“Mirko es la llave de los Balcanes”, se solía decir de un hotelero de Macedonia del Norte. Tenía un conjunto de pequeños cuartos en una apacible arcadia llamada Ohrid, con la hache aspirada pronunciada como jota. Ese balneario con un lago, montañas e iglesias bizantinas era el lugar de reposo de artistas y cuadros medios de la antigua Yugoslavia. Muchos recalaban en las habitaciones de Mimí, como era su apodo, que en esa lengua eslava de caracteres cirílicos no tenía la sonoridad de bataclana del Río de la Plata. Por eso, cuando estalló la guerra de los 90, Mirko seguía teniendo alrededor de su mesa, junto con el aguardiente tibia que adobaba con mermelada de ciruela, a serbios, eslovenos, croatas y albaneses. Y muchos extranjeros. Era tan carismático con su bonachón aspecto de panadero, que todos lo invitaban a visitar sus países. Pero Mirko nunca salía de Ohrid. “No necesito ir a ver el mundo, el mundo viene acá para que yo lo vea”, respondía.

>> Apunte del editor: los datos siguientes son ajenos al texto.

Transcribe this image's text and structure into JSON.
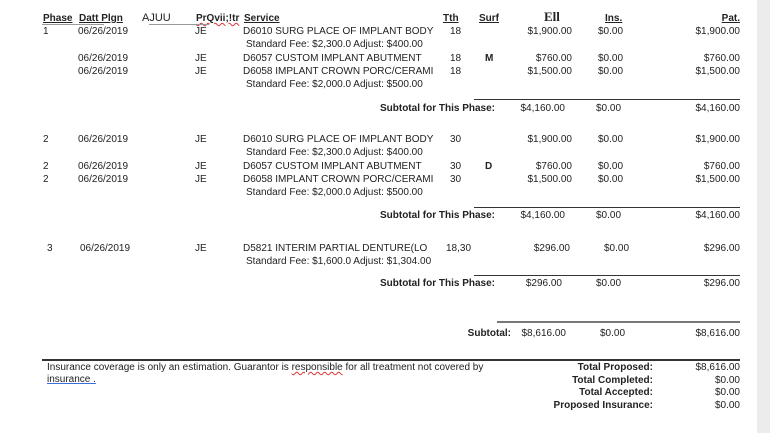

En estos diez días, el mundo del teatro vino a Montevideo. Como satisfechos Mirkos de Macedonia, los espectadores vimos el Cão sem plumas de la brasileña Déborah Colker (premio Neófito al mejor espectáculo) transformar un poema sobre un río en una sinfonía de cuerpos en movimiento; el canto de amor a la literatura que fue la portuguesa By Heart (premio Neófito a mejor dirección); la deriva vital de un salvadoreño que se animó a perseguir sus ilusiones en una París imaginaria narrada en La historia de Raoul (premio Neófito a mejor actuación protagónica); y la desmesura de un Shakespeare montado como teatro dentro del teatro en Pericles, príncipe de Tiro (premio Neófito a mejores actuaciones de reparto). Por no hablar de esa rareza de luz, sonido, texto e interpretación que fue Le petit chaperon rouge, de Joel Pommerat (que se llevó todas las estatuillas imaginarias, que al ser imaginarias bien pueden entregarse de manera duplicada). O de la demasiado esperanzada –aunque brillante en su puesta en escena– El hombre de la Mancha, con una Dulcinea y un Sancho de excepción acompañando a un Quijote con sonoridades de Jacques Brel.

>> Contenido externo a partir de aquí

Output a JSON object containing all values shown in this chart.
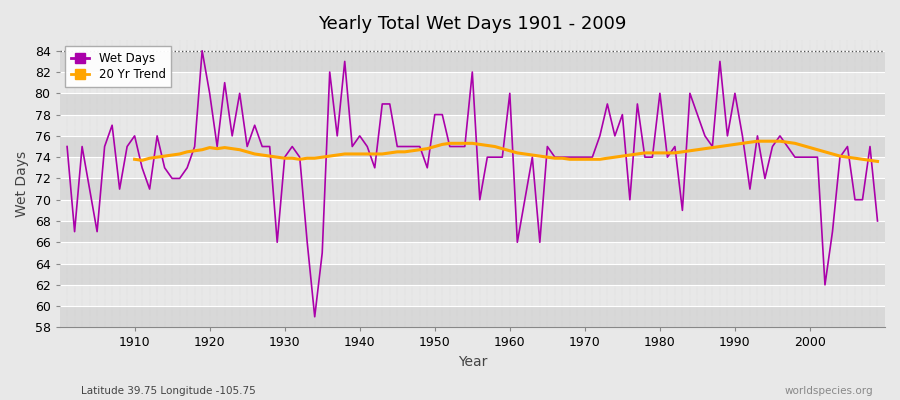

Si no fuera porque la identidad y la memoria son dos ejes habituales del buen teatro, podría decirse que la identidad y la memoria fueron –como efectivamente lo fueron– dos de los ejes de este Festival Internacional de Artes Escénicas (FIDAE). Un ejemplo fue la ya mencionada By Heart. Diez espectadores que memorizan un soneto de Shakespeare en Montevideo y, mediante ese gesto, ayudan a sostener el recuerdo de un actor sobre su abuela que vivía en una aldea de Portugal, atravesando la obra con dos o tres historias –muñecas rusas– sobre la potencia de la literatura como coraza y espada contra el autoritarismo: desde el caso Boris Pasternak hasta las distopías de Ray Bradbury. By Heart fue una de las obras memorables entre las extranjeras del FIDAE de este año, pero para otro espectador podría haber sido casi cualquier otra. Ventanas al mundo en el balcánico invierno de Montevideo.